Brando Evens "The Score"

Iconic actor stirs up trouble for director Frank Oz on set of The Score

By Josh Grossberg Jul 09, 2001 9:30 PMTags
While his classic screen roles of the '50s, '60s and '70s are brilliant displays of Method skill, Marlon Brando's acting of late has more often than not become an exercise in hammery.

That still doesn't mean he's going to take orders from Miss Piggy.

Just ask Frank Oz, the director of Brando's latest flick, The Score.

Oz, who found his initial success as a Muppet manipulator and voice of Miss Piggy and Yoda, was behind the camera for The Score--a heist film costarring Robert De Niro, Edward Norton and Angela Bassett--and his experience with Brando wasn't exactly hunky dory.

What was supposed to be a star-studded cool caper shot in Montreal last summer ended up being a behind-the-scenes fiasco as Brando showed why he's become one of Tinseltown's most notoriously difficult-to-work-with actors, according to the new issue of Time magazine.

In The Score, the 77-year-old Brando plays Max, an elderly gay criminal who enlists a semiretired safecracker (De Niro) and a young thief (Norton) to help him pull off the biggest heist of his career.

When Brando, who reportedly received a hefty $3 million for three weeks worth of work, showed up on the first day of shooting, Time reports that he hammed it up for his role by donning dark eye shadow, rosy cheeks and heavy makeup and acting like Truman Capote by way of The Island of Dr. Moreau--not quite the aging crook ready to make a killing Oz envisioned

"He had earnestly worked on his character," Oz diplomatically tells Time. "But my tone was more reality based."

Not quite as "down and dirty" as Oz had hoped for when he hired the erstwhile Godfather, the director constantly had to tell Brando in take after take to "bring it down."

Brando acquiesced, but not without a resounding "F--- you."

One of the biggest rumors to emerge from the set was that Brando shot his close-ups naked from the waist down; but costar Norton says it was only partially true. "It was hot and Marlon was sweating through his suit, so he put on shorts instead of the suit pants," Norton tells Time. "It was the most practical, simple thing."

But at one point Brando refused to let Oz direct him in one of the movie's key emotional scenes. Instead, De Niro directed Brando as Oz watched the action unfold from another room and relayed instruction to De Niro via an assistant director.

Perhaps the ultimate ignominy endured by Oz was the actor's insistence on calling the 57-year-old director Miss Piggy.

"I bet you wish I was a puppet so you could stick your hand up my ass and make me do what you want," Brando reportedly quipped to Oz when the two were in the same room together.

If that wasn't bad enough, Oz reportedly didn't have an easy time with De Niro or Norton, either.

De Niro reportedly reworked all the film's heist scenes because the script wasn't realistic enough, even going so far as to bring in a shady buddy with a history of cracking safes as a technical consultant to show how it's done.
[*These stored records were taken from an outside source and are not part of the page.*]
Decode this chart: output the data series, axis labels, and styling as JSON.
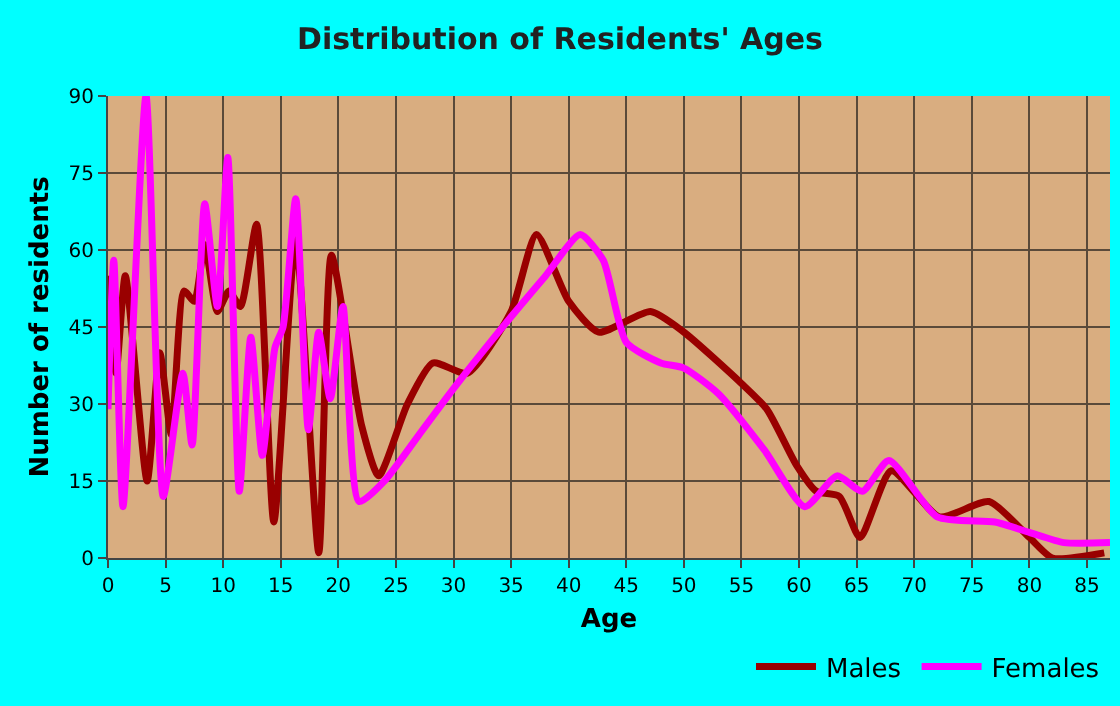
{
  "chart_data": {
    "type": "line",
    "title": "Distribution of Residents' Ages",
    "xlabel": "Age",
    "ylabel": "Number of residents",
    "xlim": [
      0,
      87
    ],
    "xticks": [
      0,
      5,
      10,
      15,
      20,
      25,
      30,
      35,
      40,
      45,
      50,
      55,
      60,
      65,
      70,
      75,
      80,
      85
    ],
    "ylim": [
      0,
      90
    ],
    "yticks": [
      0,
      15,
      30,
      45,
      60,
      75,
      90
    ],
    "grid": true,
    "legend": "bottom right",
    "series": [
      {
        "name": "Males",
        "color": "#990000",
        "x": [
          0,
          0.7,
          1.5,
          3.4,
          4.5,
          5.5,
          6.6,
          7.5,
          8.4,
          9.5,
          10.5,
          11.5,
          12.9,
          14.4,
          16.3,
          18.3,
          19.4,
          22,
          23.5,
          26,
          28.2,
          31.2,
          35,
          37.2,
          40,
          42.6,
          47.1,
          50,
          55,
          57.2,
          59.8,
          61.5,
          63.5,
          65.3,
          68,
          72.2,
          76.5,
          80,
          82,
          86.5
        ],
        "values": [
          55,
          36,
          55,
          15,
          40,
          24,
          52,
          50,
          61,
          48,
          52,
          49,
          65,
          7,
          62,
          1,
          59,
          26,
          16,
          30,
          38,
          36,
          48,
          63,
          50,
          44,
          48,
          44,
          34,
          29,
          18,
          13,
          12,
          4,
          17,
          8,
          11,
          4,
          0,
          1
        ]
      },
      {
        "name": "Females",
        "color": "#ff00ff",
        "x": [
          0,
          0.5,
          1.3,
          3.3,
          4.8,
          6.5,
          7.3,
          8.4,
          9.5,
          10.4,
          11.4,
          12.4,
          13.4,
          14.5,
          15.2,
          16.3,
          17.4,
          18.3,
          19.3,
          20.4,
          21.8,
          24,
          27,
          30,
          35,
          38,
          41,
          43,
          45,
          48,
          50,
          53,
          57,
          60.5,
          63.3,
          65.5,
          67.8,
          72,
          77,
          80,
          83,
          87
        ],
        "values": [
          29,
          58,
          10,
          90,
          12,
          36,
          22,
          69,
          49,
          78,
          13,
          43,
          20,
          41,
          45,
          70,
          25,
          44,
          31,
          49,
          11,
          15,
          24,
          33,
          47,
          55,
          63,
          58,
          42,
          38,
          37,
          32,
          21,
          10,
          16,
          13,
          19,
          8,
          7,
          5,
          3,
          3
        ]
      }
    ]
  }
}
"There's no point in doing it if there's no authenticity," De Niro says in the article.

And Norton got in his own two cents by changing a fair amount of the script's dialogue in his scenes with De Niro.

"There were moments on this movie when Bob and I disagreed," Norton says. "When Frank and I disagreed intensely and when Frank and Marlon butted heads. But the assumption that conflict is bad is wrong. It's just creative wrestling."

And according to early notices, the tension pays off. Time reports the $70 million crime flick earned high marks at several test screenings and the buzz over the film is growing faster than Brando's waistline.